Our data show a slight increment in the tensile strength at the initial period of the observed interval. By the 12th week, it returns to its initial value and remains unchanged until the end of the 24-week follow-up. Lőrinczy’s research group extended the follow-up period in their subsequent study, confirmed the same results as before, and published another significant observation: a systematic decrease occurs in the thermal stability in the analysed arterial grafts after the 12th week of storage. According to our findings, there may be a relationship between the decrease in thermal stability and the nanomechanical results. However, our results do not indicate a significant decrease in the elastic modulus of the arterial allograft wall, but the average modulus showed an increasing trend, suggesting an increasing rigidity [41].
The results of the nanomechanical testing and the enhanced thermal instability over time indicate changes in the ECM. However, when evaluating the mechanical tests, we must carefully assess their clinical relevance. While our study provides insight into the mechanical stability of cryopreserved vascular allografts, it is important to emphasise that mechanical assessment alone does not permit definitive conclusions regarding the functional integration of CPAs following implantation. Graft performance also depends on cellular viability and host–graft interactions. Several studies have demonstrated that cryopreservation can lead to considerable cellular impairment, particularly affecting cellular viability. Cai et al. reported that prolonged cryopreservation of human umbilical vein endothelial cells resulted in compromised angiogenic potential, diminished excretory functions, but increased ICAM-1 expression [42]. Wang et al. found that smooth muscle cells retained their regenerative potential more effectively when using 1.5 M 1,2-propanediol as CPA, compared to DMSO application, which significantly impaired regeneration. Furthermore, mechanical properties were assessed and showed a significant decrease after cryopreservation with 1,2-propanediol [43]. Unfortunately, no mechanical tests were conducted with samples cryopreserved with DMSO. In light of the above results, it is not entirely clear whether there is a correlation between mechanical function and cell viability, so this question must be investigated further.

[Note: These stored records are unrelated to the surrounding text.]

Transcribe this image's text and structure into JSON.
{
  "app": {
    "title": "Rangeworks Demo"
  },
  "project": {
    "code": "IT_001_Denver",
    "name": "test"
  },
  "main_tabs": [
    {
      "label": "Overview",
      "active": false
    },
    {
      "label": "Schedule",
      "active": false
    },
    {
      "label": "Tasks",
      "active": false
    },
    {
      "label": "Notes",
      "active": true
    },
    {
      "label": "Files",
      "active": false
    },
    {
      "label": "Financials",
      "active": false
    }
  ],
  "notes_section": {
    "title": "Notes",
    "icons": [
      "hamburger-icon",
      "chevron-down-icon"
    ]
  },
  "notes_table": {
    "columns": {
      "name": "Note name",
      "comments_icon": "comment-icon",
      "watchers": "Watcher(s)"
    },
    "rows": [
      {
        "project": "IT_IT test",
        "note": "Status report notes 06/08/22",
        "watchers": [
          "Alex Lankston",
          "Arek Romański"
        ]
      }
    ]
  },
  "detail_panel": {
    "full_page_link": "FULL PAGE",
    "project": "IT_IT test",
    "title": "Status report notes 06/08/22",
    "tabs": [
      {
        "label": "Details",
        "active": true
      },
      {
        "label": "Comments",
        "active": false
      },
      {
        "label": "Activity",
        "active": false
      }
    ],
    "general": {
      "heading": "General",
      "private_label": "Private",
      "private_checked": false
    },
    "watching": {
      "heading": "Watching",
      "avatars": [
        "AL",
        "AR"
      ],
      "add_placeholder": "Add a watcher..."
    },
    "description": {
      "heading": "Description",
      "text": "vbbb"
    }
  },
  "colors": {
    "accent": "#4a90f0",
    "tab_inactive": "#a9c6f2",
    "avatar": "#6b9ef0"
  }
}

While our current results contribute valuable baseline data on mechanical performance, future investigations, including cell viability and histological analyses before implantation and after in vivo graft failure, would be crucial for a more comprehensive understanding of graft function, long-term outcomes, and in vivo effects.
To reach further conclusions regarding the self-life of human CPAs, a more extensive prospective investigation is required. While our current study was not designed to directly assess in vivo outcomes, the preservation of mechanical properties during the 6-month storage period suggests that these grafts retain sufficient structural integrity to resist deformation and withstand hemodynamic forces following implantation. This preserved stability may reduce the risk of complications such as aneurysmal degeneration or anastomotic failure. Future studies integrating biomechanical data with clinical follow-up will be essential to confirm these implications. The mechanical properties of the implanted grafts could be determined several times during storage and even before implantation. This would allow us to compare the complication rate of these grafts with the mechanical results and the length of storage.
The main strength of the current study is that healthy human samples were analysed from one donor at consecutive time points. There are limitations, however. The analysed vascular rings were not completely identical. Because of the destructive measurements, we used consecutive sections of femoral arteries, which may introduce variability in our results. Furthermore, the number of samples was limited by the number of multi-organ donations. This serious difficulty caused an issue in one case: Unfortunately, we could not avoid losing one fresh sample from AFM measurements. The fresh sample was too disintegrated by the time of measurement, and according to its nature, no spare sample was available. The sample count was inherently limited by the low number of brain-dead organ donations, and additional ethical and clinical constraints further restricted sample collection. Since these allografts were designated for clinical use in daily practice, we were required to excise the smallest arterial segments possible for research purposes. To preserve clinical utility, the sampling was limited and reasonably balanced between scientific thoroughness and clinical feasibility. Finally, even larger time-scale measurements are required to assess the potential time-dependent degradation of VA quality. The present findings provide a solid foundation for these long-term studies.

6. Conclusions

According to the results of our multi-scale mechanical tests, the cryopreservation procedure applied here did not significantly modify the mechanical properties of the preserved grafts during the 24-week-long observation period.
The nanoindentation tests revealed a slight increase in elastic modulus overall, but its clinical relevance, evaluated together with the uniaxial ring tests, appears negligible. Altogether, the time factor may exert less influence on the mechanical properties than the various freezing and thawing methods.
Understanding the long-term effects of cryopreservation on vascular tissue integrity remains an area to be explored from other aspects to optimise allograft production and extend storage time to further improve their clinical accessibility and durability.

Supplementary Materials

The following supporting information can be downloaded at: https://www.mdpi.com/article/10.3390/jfb16060198/s1.

Author Contributions

Conceptualisation A.F., L.H., M.K. and P.S.; methodology, E.F. and D.H.; formal analysis, D.S.V.; investigation, G.I.K., L.H., E.F., D.H., G.P.G. and A.K.; resources, M.K.; writing—original draft preparation, G.I.K.; writing—review and editing, L.H., E.F., D.H., G.P.G., M.K. and P.S.; visualisation, E.F., D.H. and D.S.V.; supervision, P.S.; All authors have read and agreed to the published version of the manuscript.

Funding

This research was funded by a grant from the Hungarian National Research, Development and Innovation Office (150826 to M.K.).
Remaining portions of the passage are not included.